Willkürliche Grenze zwischen legalen und illegalen Drogen

Alkohol sorgt für gute Laune und hilft beim Runterkommen. Da ist es durchaus verständlich, dass gerade Politiker und Politikerinnen, deren Job der reine Stress ist, daran Gefallen finden. Aber ist es dann so viel weniger verständlich, wenn sie zu anderen Drogen greifen? 

Man kann es auch so sehen: Während Lauterbach Rotwein trinkt, hat Gava weißes Pulver geschnupft. Der Gesundheitsminister bevorzugt eine legale Droge, die der Staat verkauft und an der er allein 2023 mehr als zwei Milliarden Euro verdiente. Gava hat eine illegale Droge konsumiert, auf die natürlich keine Steuer erhoben wird. So weit, so unterschiedlich. 

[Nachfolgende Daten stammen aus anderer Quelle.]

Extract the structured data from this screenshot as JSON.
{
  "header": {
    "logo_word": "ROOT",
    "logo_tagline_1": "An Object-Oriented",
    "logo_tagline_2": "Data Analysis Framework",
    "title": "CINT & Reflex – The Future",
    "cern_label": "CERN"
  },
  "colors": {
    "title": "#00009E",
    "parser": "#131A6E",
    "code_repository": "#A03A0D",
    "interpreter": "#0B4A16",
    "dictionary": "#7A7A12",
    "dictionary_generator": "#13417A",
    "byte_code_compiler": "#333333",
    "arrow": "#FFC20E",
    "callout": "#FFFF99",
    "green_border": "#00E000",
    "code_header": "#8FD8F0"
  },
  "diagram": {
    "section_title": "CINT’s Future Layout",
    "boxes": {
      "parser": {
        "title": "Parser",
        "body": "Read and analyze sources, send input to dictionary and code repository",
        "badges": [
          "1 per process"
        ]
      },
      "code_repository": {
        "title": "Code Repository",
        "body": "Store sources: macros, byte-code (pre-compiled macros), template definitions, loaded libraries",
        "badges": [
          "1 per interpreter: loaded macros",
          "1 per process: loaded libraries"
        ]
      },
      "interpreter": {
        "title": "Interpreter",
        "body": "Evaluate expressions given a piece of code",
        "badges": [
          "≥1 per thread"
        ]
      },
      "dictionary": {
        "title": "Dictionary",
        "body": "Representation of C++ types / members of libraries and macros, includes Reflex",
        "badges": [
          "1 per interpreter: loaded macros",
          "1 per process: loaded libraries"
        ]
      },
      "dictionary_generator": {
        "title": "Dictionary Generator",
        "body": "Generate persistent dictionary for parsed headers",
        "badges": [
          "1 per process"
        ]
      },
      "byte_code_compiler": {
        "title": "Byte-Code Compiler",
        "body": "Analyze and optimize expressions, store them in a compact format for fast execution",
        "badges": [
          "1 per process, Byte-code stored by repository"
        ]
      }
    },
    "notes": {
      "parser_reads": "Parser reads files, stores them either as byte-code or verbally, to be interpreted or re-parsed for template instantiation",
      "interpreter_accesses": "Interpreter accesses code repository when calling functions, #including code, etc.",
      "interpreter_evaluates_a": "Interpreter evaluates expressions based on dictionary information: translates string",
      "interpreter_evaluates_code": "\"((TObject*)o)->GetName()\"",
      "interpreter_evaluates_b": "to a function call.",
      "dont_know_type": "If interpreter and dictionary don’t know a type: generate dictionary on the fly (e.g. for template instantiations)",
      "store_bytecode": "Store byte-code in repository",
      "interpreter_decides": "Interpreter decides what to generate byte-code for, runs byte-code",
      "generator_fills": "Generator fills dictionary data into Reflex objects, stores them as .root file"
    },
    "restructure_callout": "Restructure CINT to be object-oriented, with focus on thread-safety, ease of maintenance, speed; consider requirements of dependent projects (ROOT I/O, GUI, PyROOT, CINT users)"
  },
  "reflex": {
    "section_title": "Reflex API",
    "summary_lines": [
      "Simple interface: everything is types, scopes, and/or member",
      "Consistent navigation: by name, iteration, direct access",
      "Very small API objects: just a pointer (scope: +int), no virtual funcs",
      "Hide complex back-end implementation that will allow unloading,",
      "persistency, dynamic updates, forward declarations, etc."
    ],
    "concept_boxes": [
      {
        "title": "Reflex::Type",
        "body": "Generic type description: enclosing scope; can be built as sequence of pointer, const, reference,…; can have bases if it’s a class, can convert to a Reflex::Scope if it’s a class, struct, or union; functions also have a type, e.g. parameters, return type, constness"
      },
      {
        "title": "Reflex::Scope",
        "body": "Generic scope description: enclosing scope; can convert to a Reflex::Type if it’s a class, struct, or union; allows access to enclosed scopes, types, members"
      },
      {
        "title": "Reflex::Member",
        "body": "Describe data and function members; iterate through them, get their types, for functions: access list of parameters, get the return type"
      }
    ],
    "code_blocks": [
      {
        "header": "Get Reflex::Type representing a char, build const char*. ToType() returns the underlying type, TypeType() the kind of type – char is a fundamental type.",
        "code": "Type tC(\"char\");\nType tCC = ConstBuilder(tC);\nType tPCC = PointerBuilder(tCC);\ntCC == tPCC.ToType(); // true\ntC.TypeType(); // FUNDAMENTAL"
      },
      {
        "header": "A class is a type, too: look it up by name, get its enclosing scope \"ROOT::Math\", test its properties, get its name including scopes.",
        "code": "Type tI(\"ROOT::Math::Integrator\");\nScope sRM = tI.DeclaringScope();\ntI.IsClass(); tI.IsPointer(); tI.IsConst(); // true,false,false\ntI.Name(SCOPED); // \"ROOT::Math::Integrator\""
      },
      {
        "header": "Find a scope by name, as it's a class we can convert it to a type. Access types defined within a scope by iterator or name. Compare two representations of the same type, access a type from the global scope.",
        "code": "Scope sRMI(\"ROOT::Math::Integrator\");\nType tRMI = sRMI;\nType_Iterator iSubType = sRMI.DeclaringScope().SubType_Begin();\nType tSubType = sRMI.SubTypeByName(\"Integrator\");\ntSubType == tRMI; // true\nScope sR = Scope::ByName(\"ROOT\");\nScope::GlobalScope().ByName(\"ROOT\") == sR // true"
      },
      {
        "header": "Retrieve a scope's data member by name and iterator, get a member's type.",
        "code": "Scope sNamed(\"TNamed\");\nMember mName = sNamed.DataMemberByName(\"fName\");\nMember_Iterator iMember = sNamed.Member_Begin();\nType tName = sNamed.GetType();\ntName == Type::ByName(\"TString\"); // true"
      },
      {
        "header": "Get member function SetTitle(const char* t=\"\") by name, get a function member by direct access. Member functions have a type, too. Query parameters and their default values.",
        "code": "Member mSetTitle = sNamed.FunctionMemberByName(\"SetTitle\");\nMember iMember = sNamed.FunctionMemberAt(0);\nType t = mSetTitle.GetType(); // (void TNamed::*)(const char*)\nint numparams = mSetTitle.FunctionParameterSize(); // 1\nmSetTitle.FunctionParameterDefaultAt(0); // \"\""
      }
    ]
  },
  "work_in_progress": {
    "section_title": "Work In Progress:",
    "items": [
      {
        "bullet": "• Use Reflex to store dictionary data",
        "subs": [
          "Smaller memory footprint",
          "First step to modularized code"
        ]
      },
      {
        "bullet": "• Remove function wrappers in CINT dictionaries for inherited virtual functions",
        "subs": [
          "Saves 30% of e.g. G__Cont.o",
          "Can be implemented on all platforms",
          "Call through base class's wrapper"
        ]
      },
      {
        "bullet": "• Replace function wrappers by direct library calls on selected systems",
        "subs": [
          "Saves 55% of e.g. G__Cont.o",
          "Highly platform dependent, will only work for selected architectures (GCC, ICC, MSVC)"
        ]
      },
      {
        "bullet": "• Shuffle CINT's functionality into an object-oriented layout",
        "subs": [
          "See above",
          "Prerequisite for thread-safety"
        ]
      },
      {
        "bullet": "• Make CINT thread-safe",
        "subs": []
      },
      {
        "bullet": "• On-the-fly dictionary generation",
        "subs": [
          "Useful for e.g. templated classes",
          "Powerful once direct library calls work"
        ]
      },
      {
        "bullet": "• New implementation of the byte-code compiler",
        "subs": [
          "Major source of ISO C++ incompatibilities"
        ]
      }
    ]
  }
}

Nur: Die Grenze, die legale von illegalen Drogen trennt, ist irrational. 

Die nach Alkohol zweitgefährlichste Droge der Welt ist Tabak. Jährlich sterben laut Bundesgesundheitsministerium 127.000 Menschen an den Folgen ihres Tabakkonsums. Trotzdem sind Alkohol und Tabak legal. Kokain ist es nicht. Cannabis war bis vor Kurzem illegal und wird es nach der nächsten Bundestagswahl vielleicht wieder.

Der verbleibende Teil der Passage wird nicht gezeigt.